In the picture Claire’s short mop of hair is sticking up in tufts around her small thin face. There are bags under her eyes and though when he saw her he guesses she must have been wearing contact lenses, in her drawing she’s wearing glasses. In one hand she holds a spatula and in the other a bowl of pancake batter. All around her are broken egg shells, sticks of butter, maple syrup tipped over sideways and dripping on the floor. Even the flowers in the vase she has drawn, sitting on the counter, are drooping. Her kitchen is a mess.
But she’s wearing earrings. She has also given herself a heart-shaped locket in this cartoon. Her eyes, in the picture, are looking skyward, as if she’s just caught sight of a bird out the window.
He thinks about all the song lyrics he’s ever heard and how inadequate they are. He sits at his computer wishing he could play it for her like the most beautiful guitar she’s ever heard.
Mark Knopfler. Ray Phiri. Gerry Scott-Moore. Chet Atkins.
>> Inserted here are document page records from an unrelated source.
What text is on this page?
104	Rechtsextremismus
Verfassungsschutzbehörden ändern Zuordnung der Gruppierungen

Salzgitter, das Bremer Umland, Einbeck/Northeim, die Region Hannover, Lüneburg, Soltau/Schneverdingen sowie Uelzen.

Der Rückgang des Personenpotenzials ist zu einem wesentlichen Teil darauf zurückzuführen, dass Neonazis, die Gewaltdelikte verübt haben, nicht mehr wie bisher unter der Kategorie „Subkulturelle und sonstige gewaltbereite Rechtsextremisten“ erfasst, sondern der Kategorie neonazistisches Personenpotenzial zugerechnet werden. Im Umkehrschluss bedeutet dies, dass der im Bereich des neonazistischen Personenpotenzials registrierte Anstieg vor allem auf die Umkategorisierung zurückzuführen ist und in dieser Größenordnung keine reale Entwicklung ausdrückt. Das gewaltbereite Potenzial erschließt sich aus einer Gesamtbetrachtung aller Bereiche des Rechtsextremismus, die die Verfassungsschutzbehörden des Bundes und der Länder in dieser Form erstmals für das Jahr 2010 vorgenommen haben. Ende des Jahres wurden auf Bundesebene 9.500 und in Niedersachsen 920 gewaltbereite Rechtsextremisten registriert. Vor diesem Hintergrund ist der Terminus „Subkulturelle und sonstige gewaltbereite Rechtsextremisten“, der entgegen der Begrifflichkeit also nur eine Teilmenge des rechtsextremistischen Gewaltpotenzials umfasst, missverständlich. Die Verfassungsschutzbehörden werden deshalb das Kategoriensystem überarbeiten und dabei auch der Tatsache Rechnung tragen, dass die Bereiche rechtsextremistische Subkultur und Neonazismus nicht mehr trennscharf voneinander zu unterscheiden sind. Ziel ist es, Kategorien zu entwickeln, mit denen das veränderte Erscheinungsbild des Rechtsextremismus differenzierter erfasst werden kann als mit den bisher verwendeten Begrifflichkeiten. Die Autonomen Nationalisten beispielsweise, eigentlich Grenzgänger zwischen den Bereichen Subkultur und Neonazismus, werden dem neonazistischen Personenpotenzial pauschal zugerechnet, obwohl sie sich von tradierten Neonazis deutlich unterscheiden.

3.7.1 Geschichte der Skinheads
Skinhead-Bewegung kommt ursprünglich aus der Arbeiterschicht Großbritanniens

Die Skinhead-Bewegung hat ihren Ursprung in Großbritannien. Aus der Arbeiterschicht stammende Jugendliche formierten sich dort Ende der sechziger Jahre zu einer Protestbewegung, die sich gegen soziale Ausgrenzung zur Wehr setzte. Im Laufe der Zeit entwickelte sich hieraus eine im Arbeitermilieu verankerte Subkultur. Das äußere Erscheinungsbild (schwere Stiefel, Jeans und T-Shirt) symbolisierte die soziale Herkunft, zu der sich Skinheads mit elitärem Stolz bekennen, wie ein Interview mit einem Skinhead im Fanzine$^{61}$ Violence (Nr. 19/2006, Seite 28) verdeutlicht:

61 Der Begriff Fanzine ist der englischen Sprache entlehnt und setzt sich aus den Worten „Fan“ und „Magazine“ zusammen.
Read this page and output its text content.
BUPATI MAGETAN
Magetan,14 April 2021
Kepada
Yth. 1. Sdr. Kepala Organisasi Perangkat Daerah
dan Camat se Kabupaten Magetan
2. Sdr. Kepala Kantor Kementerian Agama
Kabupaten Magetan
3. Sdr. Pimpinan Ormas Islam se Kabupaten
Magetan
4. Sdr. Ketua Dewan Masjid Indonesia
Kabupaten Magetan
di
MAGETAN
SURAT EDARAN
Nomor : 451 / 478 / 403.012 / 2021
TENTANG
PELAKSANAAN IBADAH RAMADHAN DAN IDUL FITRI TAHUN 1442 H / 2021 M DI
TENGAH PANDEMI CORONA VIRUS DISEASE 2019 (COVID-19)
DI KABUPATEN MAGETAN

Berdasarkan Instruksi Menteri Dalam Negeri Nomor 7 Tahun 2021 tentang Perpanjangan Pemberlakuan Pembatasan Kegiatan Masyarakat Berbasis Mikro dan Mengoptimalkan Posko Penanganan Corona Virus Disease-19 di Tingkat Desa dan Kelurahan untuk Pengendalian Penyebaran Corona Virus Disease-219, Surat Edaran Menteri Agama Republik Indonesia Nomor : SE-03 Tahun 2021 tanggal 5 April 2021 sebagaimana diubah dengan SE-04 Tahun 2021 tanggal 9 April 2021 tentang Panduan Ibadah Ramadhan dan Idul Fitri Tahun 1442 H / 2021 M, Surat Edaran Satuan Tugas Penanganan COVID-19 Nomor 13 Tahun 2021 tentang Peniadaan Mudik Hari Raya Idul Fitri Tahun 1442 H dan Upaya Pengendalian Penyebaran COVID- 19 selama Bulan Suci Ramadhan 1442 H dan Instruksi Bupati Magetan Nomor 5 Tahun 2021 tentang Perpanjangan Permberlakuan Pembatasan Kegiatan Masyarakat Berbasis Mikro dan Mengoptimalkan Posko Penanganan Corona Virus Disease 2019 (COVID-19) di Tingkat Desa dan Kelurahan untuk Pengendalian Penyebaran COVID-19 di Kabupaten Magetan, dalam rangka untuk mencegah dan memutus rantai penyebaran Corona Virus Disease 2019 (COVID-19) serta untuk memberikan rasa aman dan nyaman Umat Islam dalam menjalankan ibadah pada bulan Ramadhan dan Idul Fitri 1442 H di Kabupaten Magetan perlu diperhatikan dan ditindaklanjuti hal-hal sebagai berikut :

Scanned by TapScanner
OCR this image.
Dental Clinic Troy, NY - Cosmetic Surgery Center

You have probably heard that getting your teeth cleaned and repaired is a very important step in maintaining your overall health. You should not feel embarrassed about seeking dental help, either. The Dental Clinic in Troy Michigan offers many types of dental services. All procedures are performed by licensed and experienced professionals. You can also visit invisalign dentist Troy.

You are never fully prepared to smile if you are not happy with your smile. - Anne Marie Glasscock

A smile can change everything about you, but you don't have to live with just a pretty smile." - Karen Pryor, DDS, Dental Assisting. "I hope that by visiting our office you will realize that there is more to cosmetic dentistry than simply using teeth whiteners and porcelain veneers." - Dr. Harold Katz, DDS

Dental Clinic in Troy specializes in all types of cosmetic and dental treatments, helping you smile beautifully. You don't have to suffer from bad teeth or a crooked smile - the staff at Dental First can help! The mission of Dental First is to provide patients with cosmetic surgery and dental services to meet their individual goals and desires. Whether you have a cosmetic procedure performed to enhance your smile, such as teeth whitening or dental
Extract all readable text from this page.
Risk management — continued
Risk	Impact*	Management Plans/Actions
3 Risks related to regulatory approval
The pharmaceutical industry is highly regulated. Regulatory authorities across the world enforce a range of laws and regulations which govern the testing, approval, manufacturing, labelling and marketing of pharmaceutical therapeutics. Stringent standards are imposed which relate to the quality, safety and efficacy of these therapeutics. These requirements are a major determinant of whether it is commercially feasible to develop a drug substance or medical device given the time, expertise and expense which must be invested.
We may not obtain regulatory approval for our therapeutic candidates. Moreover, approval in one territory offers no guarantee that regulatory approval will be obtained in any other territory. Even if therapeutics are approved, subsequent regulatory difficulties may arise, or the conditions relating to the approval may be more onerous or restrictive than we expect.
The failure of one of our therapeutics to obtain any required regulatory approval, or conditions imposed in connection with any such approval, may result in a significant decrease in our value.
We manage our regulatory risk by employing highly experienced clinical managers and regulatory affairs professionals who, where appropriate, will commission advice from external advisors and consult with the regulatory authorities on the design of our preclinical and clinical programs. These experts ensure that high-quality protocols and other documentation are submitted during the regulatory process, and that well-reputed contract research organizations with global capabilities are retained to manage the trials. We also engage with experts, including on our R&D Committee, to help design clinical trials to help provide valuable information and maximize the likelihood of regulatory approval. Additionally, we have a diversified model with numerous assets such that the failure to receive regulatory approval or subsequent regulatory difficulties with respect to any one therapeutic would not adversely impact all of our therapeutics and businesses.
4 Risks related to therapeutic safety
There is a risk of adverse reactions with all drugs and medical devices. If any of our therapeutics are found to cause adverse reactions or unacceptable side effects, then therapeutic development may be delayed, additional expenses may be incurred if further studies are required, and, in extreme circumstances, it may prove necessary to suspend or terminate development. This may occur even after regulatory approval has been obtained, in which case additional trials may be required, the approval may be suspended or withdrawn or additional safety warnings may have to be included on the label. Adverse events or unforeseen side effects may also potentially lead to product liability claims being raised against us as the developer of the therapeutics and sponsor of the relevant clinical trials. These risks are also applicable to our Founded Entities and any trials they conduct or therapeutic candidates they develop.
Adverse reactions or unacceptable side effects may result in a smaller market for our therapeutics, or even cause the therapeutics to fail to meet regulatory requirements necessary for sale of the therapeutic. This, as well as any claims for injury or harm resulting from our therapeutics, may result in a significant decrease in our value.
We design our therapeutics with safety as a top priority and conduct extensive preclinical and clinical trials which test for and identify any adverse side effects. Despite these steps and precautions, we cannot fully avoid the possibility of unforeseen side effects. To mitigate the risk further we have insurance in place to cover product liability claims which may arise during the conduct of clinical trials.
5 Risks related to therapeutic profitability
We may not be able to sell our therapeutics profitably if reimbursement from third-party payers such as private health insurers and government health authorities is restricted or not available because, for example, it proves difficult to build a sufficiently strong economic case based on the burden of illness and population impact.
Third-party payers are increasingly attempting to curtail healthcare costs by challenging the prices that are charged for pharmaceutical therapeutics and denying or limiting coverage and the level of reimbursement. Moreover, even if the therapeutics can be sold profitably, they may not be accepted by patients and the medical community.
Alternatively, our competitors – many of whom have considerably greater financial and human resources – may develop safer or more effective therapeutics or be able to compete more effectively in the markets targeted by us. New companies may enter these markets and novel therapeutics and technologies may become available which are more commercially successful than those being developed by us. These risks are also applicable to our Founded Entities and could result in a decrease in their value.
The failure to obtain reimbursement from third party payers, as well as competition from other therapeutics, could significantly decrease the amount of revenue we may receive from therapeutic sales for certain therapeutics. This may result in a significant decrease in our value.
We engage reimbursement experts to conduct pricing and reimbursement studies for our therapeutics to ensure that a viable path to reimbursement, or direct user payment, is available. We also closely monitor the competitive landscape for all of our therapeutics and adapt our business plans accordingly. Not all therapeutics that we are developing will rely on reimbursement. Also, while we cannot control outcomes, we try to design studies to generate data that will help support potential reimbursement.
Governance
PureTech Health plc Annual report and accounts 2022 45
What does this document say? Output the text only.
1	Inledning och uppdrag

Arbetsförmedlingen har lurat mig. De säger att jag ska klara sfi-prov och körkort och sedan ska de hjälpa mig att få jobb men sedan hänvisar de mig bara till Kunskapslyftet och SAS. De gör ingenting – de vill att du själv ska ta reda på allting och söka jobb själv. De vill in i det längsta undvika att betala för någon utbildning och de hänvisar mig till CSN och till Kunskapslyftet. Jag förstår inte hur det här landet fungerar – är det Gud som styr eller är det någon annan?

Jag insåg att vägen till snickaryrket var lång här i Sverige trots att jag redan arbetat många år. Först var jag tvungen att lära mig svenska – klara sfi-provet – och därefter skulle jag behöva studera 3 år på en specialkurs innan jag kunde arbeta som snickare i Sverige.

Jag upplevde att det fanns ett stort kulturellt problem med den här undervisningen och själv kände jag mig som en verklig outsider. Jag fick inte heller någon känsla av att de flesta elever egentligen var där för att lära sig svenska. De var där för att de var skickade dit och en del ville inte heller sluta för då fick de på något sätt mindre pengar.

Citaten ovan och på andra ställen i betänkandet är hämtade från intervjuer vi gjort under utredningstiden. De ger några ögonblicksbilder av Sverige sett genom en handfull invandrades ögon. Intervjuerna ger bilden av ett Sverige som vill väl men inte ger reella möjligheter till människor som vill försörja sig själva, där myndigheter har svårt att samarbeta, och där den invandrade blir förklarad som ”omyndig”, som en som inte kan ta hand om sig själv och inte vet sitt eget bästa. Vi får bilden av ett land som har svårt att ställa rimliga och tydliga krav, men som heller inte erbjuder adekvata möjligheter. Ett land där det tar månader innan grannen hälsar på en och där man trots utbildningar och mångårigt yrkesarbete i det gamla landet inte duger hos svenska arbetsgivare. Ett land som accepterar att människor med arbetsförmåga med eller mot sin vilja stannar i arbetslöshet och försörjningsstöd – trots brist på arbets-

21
Django Reinhardt
.
In the same way that he would love to touch her all over, he would love to pour all sorts of words over her. He would like to tell her that he wants to touch her like the map of a place he’s never been. He wants to say that from the moment he laid eyes on her, he knew as he has never known about any other woman that he would never run out of things he wanted to tell her or questions he wanted to ask. That he suspects the day isn’t long enough to finish loving her. He would like to tell her that he knows, looking at her thirty-nine-year-old face and her thirty-nine-year-old body, that he would still love her seventy-five-year-old face and whatever body it is that will come with it—and given the chance, and God help him, the strength, he would still want to be making love to her then too, the way he does right now.
In the next room, Ursula is calling to him, more insistently this time.
“Daddy,”
she says. “I told you,
cereal.”
“Coming, Urs,” he says, but he doesn’t move.
What is there to say to her that’s substantial enough for how he feels without scaring her away?
“I have no destination in my mind but loving you.”
“I want to be the end of your search.”
“Let me be the next exit you’ve been looking for, the crack in old plaster that comes from nowhere and goes all the way across the room,
the sound the constellations make wheeling across the sky unseen in the middle of the day, a phone call you’ve been waiting for, a song you like and haven’t heard in a while, coming on the radio. Let me love you like the weight of a lawn upon the ground beneath it, the movement of water down a slick rock in some quiet place you’ve always wanted to be.”